WHAT TRIGGERED THIS EVENT
According to Paypal, the red flags started flying because of how fast the donations came in. It wasn’t that we did anything wrong – it was that we did it too well. As I told you in this post, we were overfunded very quickly – in a couple of hours – and that set off a review process at Paypal.
And you know what? I have no problem with that. I have a 10+ year record of fundraising through Paypal, including over $150,000 raised in just the last two years for various causes. So I should pass any review with flying colors.
But this is where it all went wrong. Because according to the Paypal executive, this part of the process is “subjective”. At this point, a representative makes a call based on very sophisticated and nuanced criteria they don’t have to disclose to you, and by that I mean, I had a big lunch and I’m tired.
So it’s a crapshoot. And anything can happen. And it did.
“The normal protocol would have been for the agent to tell you that once you reach a certain threshold, your account is triggered for a review.
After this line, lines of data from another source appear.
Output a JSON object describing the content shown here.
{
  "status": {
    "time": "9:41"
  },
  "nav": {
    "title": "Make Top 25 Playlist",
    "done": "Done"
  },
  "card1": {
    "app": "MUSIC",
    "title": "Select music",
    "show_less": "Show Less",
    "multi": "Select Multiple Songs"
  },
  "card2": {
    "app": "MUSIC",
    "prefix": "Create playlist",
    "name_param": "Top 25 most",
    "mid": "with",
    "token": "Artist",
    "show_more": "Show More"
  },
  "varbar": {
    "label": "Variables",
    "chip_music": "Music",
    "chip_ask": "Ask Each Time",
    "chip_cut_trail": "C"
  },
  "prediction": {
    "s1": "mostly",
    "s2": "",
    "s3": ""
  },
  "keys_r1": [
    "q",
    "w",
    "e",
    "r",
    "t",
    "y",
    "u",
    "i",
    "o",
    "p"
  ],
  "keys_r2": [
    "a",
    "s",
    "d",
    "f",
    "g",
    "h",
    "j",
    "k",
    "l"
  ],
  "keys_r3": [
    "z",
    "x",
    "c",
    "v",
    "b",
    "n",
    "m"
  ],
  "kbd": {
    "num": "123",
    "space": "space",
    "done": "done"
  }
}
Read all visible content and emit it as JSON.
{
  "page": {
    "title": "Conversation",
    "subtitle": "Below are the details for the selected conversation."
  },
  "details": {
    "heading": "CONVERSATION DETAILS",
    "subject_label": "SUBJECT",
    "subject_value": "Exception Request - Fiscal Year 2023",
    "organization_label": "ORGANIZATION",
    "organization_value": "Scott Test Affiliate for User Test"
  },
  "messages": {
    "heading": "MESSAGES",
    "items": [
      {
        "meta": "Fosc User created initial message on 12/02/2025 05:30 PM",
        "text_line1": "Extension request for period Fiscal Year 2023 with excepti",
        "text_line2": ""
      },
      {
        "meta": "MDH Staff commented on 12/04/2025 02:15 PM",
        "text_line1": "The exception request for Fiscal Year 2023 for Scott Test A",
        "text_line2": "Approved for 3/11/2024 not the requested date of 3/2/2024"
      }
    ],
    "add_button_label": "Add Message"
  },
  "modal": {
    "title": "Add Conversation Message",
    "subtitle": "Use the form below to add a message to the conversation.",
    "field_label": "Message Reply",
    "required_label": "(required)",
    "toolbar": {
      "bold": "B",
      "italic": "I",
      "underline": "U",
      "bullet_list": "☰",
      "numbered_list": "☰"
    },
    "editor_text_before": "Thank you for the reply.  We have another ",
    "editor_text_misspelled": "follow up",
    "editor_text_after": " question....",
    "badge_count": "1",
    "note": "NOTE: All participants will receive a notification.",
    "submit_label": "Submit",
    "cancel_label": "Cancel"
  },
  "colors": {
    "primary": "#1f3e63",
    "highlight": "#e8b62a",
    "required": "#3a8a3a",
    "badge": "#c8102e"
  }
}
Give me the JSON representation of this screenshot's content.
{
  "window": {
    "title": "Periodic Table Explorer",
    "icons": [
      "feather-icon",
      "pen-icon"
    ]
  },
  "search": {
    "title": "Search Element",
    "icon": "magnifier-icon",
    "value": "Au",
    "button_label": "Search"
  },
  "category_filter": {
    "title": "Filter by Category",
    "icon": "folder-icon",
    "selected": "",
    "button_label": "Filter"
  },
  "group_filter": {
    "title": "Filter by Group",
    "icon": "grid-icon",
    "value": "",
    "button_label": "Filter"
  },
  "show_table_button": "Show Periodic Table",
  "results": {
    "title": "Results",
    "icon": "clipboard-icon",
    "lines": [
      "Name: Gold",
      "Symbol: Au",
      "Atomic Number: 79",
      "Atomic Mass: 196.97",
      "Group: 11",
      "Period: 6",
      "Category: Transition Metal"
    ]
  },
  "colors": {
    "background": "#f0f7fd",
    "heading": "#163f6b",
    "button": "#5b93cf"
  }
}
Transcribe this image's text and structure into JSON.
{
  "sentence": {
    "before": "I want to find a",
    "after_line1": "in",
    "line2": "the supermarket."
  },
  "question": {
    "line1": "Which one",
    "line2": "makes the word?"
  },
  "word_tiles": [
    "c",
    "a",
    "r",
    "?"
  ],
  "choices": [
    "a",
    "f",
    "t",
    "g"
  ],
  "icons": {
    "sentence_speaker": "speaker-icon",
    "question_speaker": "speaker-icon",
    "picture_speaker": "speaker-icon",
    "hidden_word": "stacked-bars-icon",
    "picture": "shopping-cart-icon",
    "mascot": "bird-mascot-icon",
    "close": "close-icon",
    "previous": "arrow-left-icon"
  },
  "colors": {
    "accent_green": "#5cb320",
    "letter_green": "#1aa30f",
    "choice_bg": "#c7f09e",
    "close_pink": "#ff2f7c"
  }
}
And when the agent looked at your account and made a subjective decision, he made a very, very incorrect one.”
And really, not just because fucking with poor kids at Christmas is a really terrible idea from a PR standpoint, but because I am a good, solid customer. I do a lot of business with Paypal. But the days of a company rewarding you for your loyalty are just over. No one knows how to treat you anymore. No one cares.
I think this is why this whole thing has resonated so deeply with people. We are all working very hard in a bad economic climate, and every cent we spend really matters. And corporations continue to treat us like they’re the only ones who are hurting.
We see the erosion of customer care in every sector. No one knows your name. No one makes eye contact. No one thanks you. Even doctors are practicing a completely different kind of medicine now. They have to see so many people to make the same money they used to that they’ve become more like mechanics. They forget your cancer is attached to a person. And Paypal forgets your fees are attached to people who are trying to make a living, or facilitate something good for other people. It makes sense doesn’t it? No one in their right mind would crap on poor kids at Christmas, unless they just weren’t paying attention.
WHAT THEY DID
In addition to an apology, Paypal has unfrozen both my personal account and my business account. It’s a nice gesture, but I’ve already refunded thousands of dollars in donations, so they’ve basically just given me access to money that wasn’t in issue to begin with. And they’re refunded $77 without explanation, and I have no idea what that represents.
They have also offered me the opportunity of doing unlimited business without fees through the end of the year. It’s really the only way I’d use them at this point, since they won’t be getting anything from me.
Then there is the issue of the “donation.” They came out very early this morning and said they made one, but that hasn’t happened yet. We did discuss it on the phone today and they offered to make a donation to the charity of my choice, but that isn’t what I wanted.
Instead, I asked for a $100 gift card for each of the 200 families we’re helping. This was my original intention, and this is what I wanted to do with the money in the first place.
In perhaps the only part of all of this that has surprised me, they seem to like the idea.
I’ll let you know how that progresses.
Do I think all of this will make a difference? Do I think this will usher in a new era of accountability and raise the level of service Paypal provides their customers?
But I will say this: we got someone to pay attention.